Category Archives: Infrastructure

SharePoint Search {User.Property} Query Variables and Scalability

This was something I stumbled into when working on a large global Intranet (>100k user platform) being built on SharePoint 2013. This is a WCM publishing site using “Search Driven” content leveraging Managed Metadata tagging combined with {User.Property} tokens to deliver “personalised” content. Now .. if there were 2 “buzz words” to market SharePoint 2013 they would be “search driven content” and “personalised results”, so I was surprised at what I found.

The Problem

So we basically found that page load times were >20 seconds and our SharePoint Web Servers were maxed out at 100% CPU usage. The load test showed that performance was very good with low load, but once we started ramping the load up CPU usage went up extremely quickly and rapidly ended up being almost un-usable.

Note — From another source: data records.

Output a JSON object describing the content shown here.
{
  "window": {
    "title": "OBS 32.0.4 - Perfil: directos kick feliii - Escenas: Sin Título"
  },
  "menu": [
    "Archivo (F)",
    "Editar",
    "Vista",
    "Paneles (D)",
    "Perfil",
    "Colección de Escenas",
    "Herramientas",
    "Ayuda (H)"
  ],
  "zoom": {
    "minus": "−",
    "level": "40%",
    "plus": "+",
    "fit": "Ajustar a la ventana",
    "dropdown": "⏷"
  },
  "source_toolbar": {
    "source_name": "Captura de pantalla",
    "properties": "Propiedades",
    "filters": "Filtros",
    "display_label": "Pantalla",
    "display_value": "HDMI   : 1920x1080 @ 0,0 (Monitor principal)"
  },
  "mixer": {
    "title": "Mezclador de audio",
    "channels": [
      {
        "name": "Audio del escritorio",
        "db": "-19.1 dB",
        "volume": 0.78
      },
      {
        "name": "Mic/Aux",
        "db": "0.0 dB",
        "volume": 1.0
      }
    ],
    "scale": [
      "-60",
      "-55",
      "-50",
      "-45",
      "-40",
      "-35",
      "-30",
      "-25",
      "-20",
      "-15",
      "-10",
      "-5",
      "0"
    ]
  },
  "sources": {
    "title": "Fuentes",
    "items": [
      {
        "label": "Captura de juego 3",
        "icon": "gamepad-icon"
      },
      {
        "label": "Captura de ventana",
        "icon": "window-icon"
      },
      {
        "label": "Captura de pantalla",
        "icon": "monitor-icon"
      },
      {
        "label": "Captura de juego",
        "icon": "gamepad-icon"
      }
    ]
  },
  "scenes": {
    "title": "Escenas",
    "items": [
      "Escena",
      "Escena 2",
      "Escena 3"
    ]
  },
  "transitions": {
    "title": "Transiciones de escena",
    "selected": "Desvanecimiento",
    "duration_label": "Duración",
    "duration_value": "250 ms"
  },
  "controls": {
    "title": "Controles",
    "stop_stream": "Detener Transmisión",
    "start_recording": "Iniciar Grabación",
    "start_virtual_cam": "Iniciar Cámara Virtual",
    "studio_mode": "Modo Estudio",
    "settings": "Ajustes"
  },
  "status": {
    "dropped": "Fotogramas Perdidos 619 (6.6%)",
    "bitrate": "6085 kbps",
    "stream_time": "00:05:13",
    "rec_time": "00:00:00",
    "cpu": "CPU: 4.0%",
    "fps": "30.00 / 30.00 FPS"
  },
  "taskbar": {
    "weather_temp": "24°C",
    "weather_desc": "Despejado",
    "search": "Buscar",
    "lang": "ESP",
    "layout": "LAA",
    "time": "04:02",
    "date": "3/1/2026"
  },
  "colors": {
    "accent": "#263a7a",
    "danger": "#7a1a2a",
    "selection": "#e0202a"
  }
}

It is worth bearing in mind that this is a completely “cloud friendly” solution, so zero server-side components, using almost exclusively “out of the box” web parts (mostly “Search Result Web Parts”, they would have been “Content by Search” but this was a Standard SKU install). We also use Output caching and blob caching, as well as minified and cached assets to slim down the site as much as possible,

Also worth noting that we have 10 (ten) WFE servers, each with 4 CPU cores and 32GB RAM (not including a whole battery of search query servers, index servers, and other general “back-end” servers). So we weren’t exactly light on oomph in the hardware department.

We eventually found it was the search result web parts (we have several on the home page) which were flattening the web servers. This could be easily proved by removing those web parts from the page and re-running our Load Tests (at which point CPU load dropped to ~60% and page load times dropped to 0.2 sec per page even above our “maximum capacity” tests).

What was particularly weird is that the web servers were the ones maxing out their CPU. The Search Query Component servers (dedicated hardware) were not too heavily stressed at all!

Query Variables anyone?

So the next thing we considered is that we make quite liberal use of “Query Variables” and in particular the {User.Property} ones. This allows you to use a “variable” in your Search Query which is swapped out “on the fly” for the values in that user’s SharePoint User Profile.

In our example we had “Location” and “Function” in both content and the User Profile Database, all mapped to the same MMS term sets. The crux of if is that it allows you to “tag” a news article with a specific location (region, country, city, building) and a specific function (e.g. a business unit, department or team) and when users hit the home page they only see content “targeted” at them.

To me this is what defines a “personalised” intranet .. and is the holy grail of most comms teams

However, when we took these personalisation values out (i.e. replacing {User.Location} with some actual Term ID GUID values) performance got remarkedly better! We also saw a significant uplift in the CPU usage on our Query Servers (so they were approaching 100% too).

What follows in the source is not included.